Sorgen um geldpolitische Bremsmaßnahmen in den USA verderben den Tagesauftakt des DAX. Vorbörslich notiert der deutsche Leitindex bei 9.160 Punkten. Das ist ein Minus von 0,5 Prozent im vergleich zum gestrigen Schlusskurs. Das Sitzungsprotokoll der US-Notenbank ließe eine Drosselung der milliardenschweren Anleihekäufe in den kommenden Monaten erwarten und das hatte die Wall Street im späten Handel unter Druck gebracht. Auch die Vorgabe von der US-Börse ist negativ. Der Future auf den Dow Jones hat seit dem gestrigen Xetra-Schluss 0,6 Prozent verloren. Im Blickpunkt stehen heute unter anderem Konjunkturdaten aus Europa. Hier stehen vor allem aktuelle Daten der Einkaufsmanagerindizes an. Wegen der am Vortag aufgekommenen Spekulation, die EZB würde negative Zinsen akzeptieren, dürften diese von Börsianern besonders gespannt erwartet werden.

BMW ist Daimler und VW einen großen Schritt voraus

BMW hat kurz nach dem Verkaufsstart bereits rund 10.000 Bestellungen für sein Elektromodell i3 erhalten, zitierten Medienberichte Aussagen des Vertriebschefs Ian Robertson auf der Auto-Show in Los Angeles. Zudem wolle BMW im laufenden Jahr weltweit so viele Autos wie noch nie verkaufen. Händler werten diese Aussagen grundsätzlich nicht als Überraschung.

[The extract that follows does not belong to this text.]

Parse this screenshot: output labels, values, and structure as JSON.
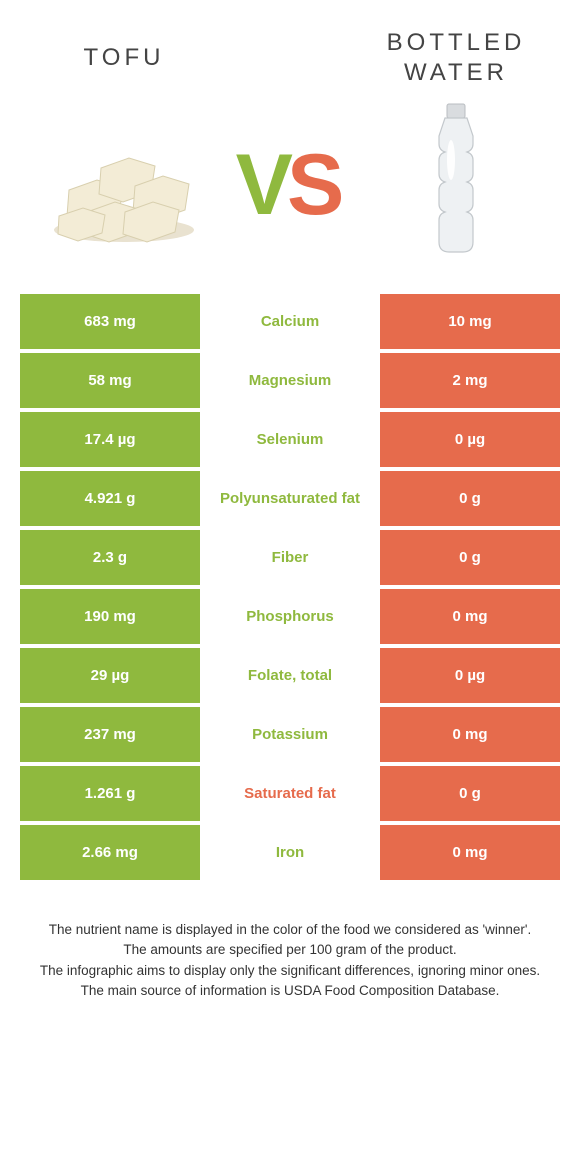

Dennoch zeigt sie mal wieder, dass BMW der deutschen Konkurrenz und Daimler und VW bei Elektroautos einen großen Schritt voraus ist.

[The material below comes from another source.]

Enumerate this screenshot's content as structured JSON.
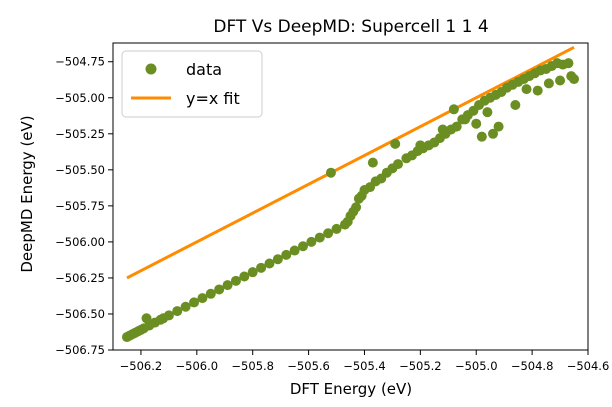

Commerzbank: Licht am Ende des Tunnels

Die Schiffskredite bleiben eines der größten Probleme der Commerzbank. Allerdings besteht mittlerweile wieder durchaus die Hoffnung auf eine nachhaltige Besserung. So erklärte der Chef der Commerzbank-Tochter Deutschen Schiffsbank, Stefan Otto, dass man für den Schiffsmarkt nach der schweren Flaute im Zuge der Finanzkrise nun wieder „Licht am Ende des Tunnels sieht“. Allerdings hält er eine breite Erholung der Branche noch vor dem Jahre 2015 für eher unwahrscheinlich. Otto verweist aber darauf, dass die Commerzbank Zeit habe. Die kürzlich übernommenen Schiffe werde man falls nötig „für mehrere Jahre“ halten.

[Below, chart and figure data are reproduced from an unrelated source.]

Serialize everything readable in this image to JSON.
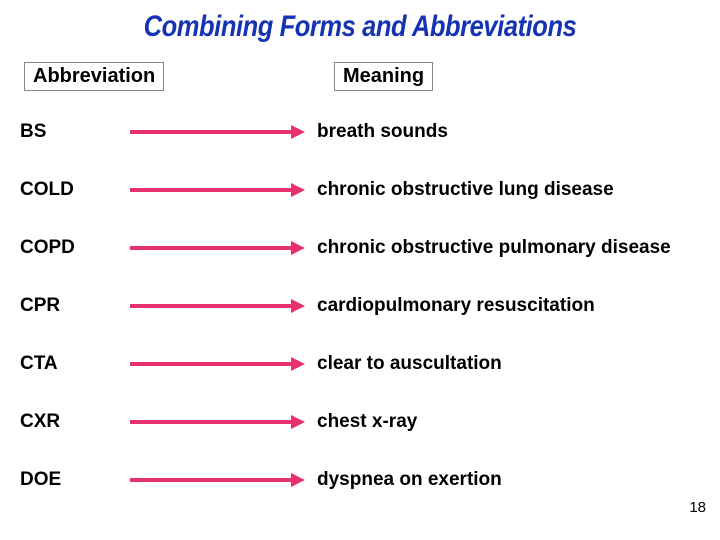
{
  "title": {
    "text": "Combining Forms and Abbreviations",
    "color": "#1533b3",
    "fontsize": 30
  },
  "headers": {
    "left": "Abbreviation",
    "right": "Meaning",
    "fontsize": 20,
    "color": "#000000"
  },
  "arrow": {
    "color": "#e6316e",
    "thickness": 4
  },
  "body_fontsize": 19,
  "rows": [
    {
      "abbrev": "BS",
      "meaning": "breath sounds"
    },
    {
      "abbrev": "COLD",
      "meaning": "chronic obstructive lung disease"
    },
    {
      "abbrev": "COPD",
      "meaning": "chronic obstructive pulmonary disease"
    },
    {
      "abbrev": "CPR",
      "meaning": "cardiopulmonary resuscitation"
    },
    {
      "abbrev": "CTA",
      "meaning": "clear to auscultation"
    },
    {
      "abbrev": "CXR",
      "meaning": "chest x-ray"
    },
    {
      "abbrev": "DOE",
      "meaning": "dyspnea on exertion"
    }
  ],
  "page_number": {
    "value": "18",
    "fontsize": 15,
    "color": "#000000"
  }
}
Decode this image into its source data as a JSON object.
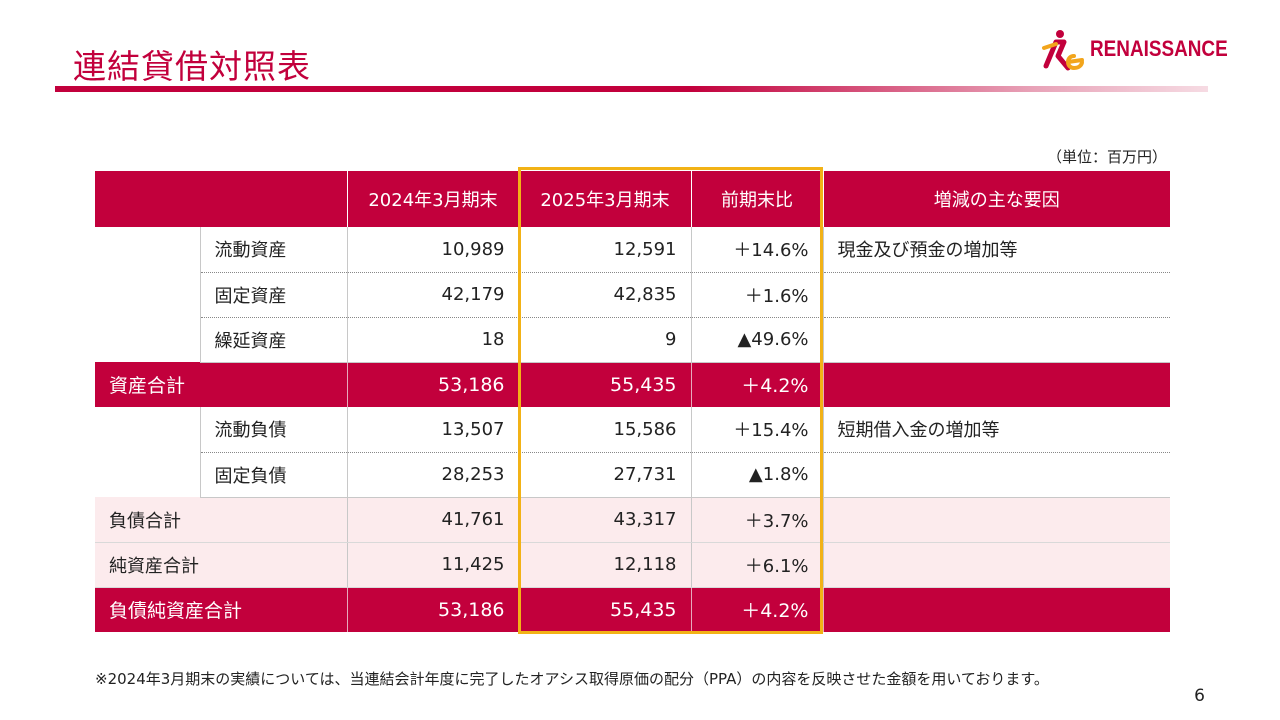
{
  "title": "連結貸借対照表",
  "logo": {
    "text": "RENAISSANCE",
    "mark": "Re"
  },
  "unit": "（単位：百万円）",
  "table": {
    "headers": [
      "",
      "2024年3月期末",
      "2025年3月期末",
      "前期末比",
      "増減の主な要因"
    ],
    "rows": [
      {
        "type": "sub",
        "label": "流動資産",
        "v2024": "10,989",
        "v2025": "12,591",
        "change": "＋14.6%",
        "factor": "現金及び預金の増加等"
      },
      {
        "type": "sub",
        "label": "固定資産",
        "v2024": "42,179",
        "v2025": "42,835",
        "change": "＋1.6%",
        "factor": ""
      },
      {
        "type": "sub",
        "label": "繰延資産",
        "v2024": "18",
        "v2025": "9",
        "change": "▲49.6%",
        "factor": ""
      },
      {
        "type": "total",
        "label": "資産合計",
        "v2024": "53,186",
        "v2025": "55,435",
        "change": "＋4.2%",
        "factor": ""
      },
      {
        "type": "sub",
        "label": "流動負債",
        "v2024": "13,507",
        "v2025": "15,586",
        "change": "＋15.4%",
        "factor": "短期借入金の増加等"
      },
      {
        "type": "sub",
        "label": "固定負債",
        "v2024": "28,253",
        "v2025": "27,731",
        "change": "▲1.8%",
        "factor": ""
      },
      {
        "type": "light",
        "label": "負債合計",
        "v2024": "41,761",
        "v2025": "43,317",
        "change": "＋3.7%",
        "factor": ""
      },
      {
        "type": "light",
        "label": "純資産合計",
        "v2024": "11,425",
        "v2025": "12,118",
        "change": "＋6.1%",
        "factor": ""
      },
      {
        "type": "total",
        "label": "負債純資産合計",
        "v2024": "53,186",
        "v2025": "55,435",
        "change": "＋4.2%",
        "factor": ""
      }
    ]
  },
  "colors": {
    "accent": "#c2003c",
    "highlight": "#f2b216",
    "light_row": "#fcebed"
  },
  "footnote": "※2024年3月期末の実績については、当連結会計年度に完了したオアシス取得原価の配分（PPA）の内容を反映させた金額を用いております。",
  "page_number": "6"
}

E.on und RWE: Da geht jetzt mehr

Erst gestern hatte Goldman Sachs angekündigt, die Kursziele für die Aktie der Energieriesen E.on und RWE zu überarbeiten. Heute hat die US-Investmentbank den Ankündigungen bereits Taten folgen lassen. Ihre Analystin Deborah Wilkens hat das Kursziel für die RWE-Aktie von 28 auf 30 Euro angehoben. Damit sei RWE weiter ein Kauf. Bei der Aktie des Branchenprimus E.on hat die Expertin das Kursziel von 16 auf 17 Euro angehoben. Zudem bleibt die Aktie des DAX-Konzerns auf der „Conviction Buy“-Liste.

Tesla: Erneut extrem schwach

Die Aktie des Elektroautoherstellers Tesla Motors hat nach einer kurzen technischen Erholung schon wieder den Rückwärtsgang eingelegt. Am Mittwochabend zierte das Papier das Tabellenende im Technologieindex Nasdaq 100. Die jüngsten Autobrände haben der Tesla-Aktie stark zugesetzt. Experten befürchten, dass deshalb die Nachfrage nach den Elektroautos nachlassen könnte. Darüber hinaus belasten die Untersuchungen über einen Arbeitsunfall in einem Tesla-Werk die Aktie.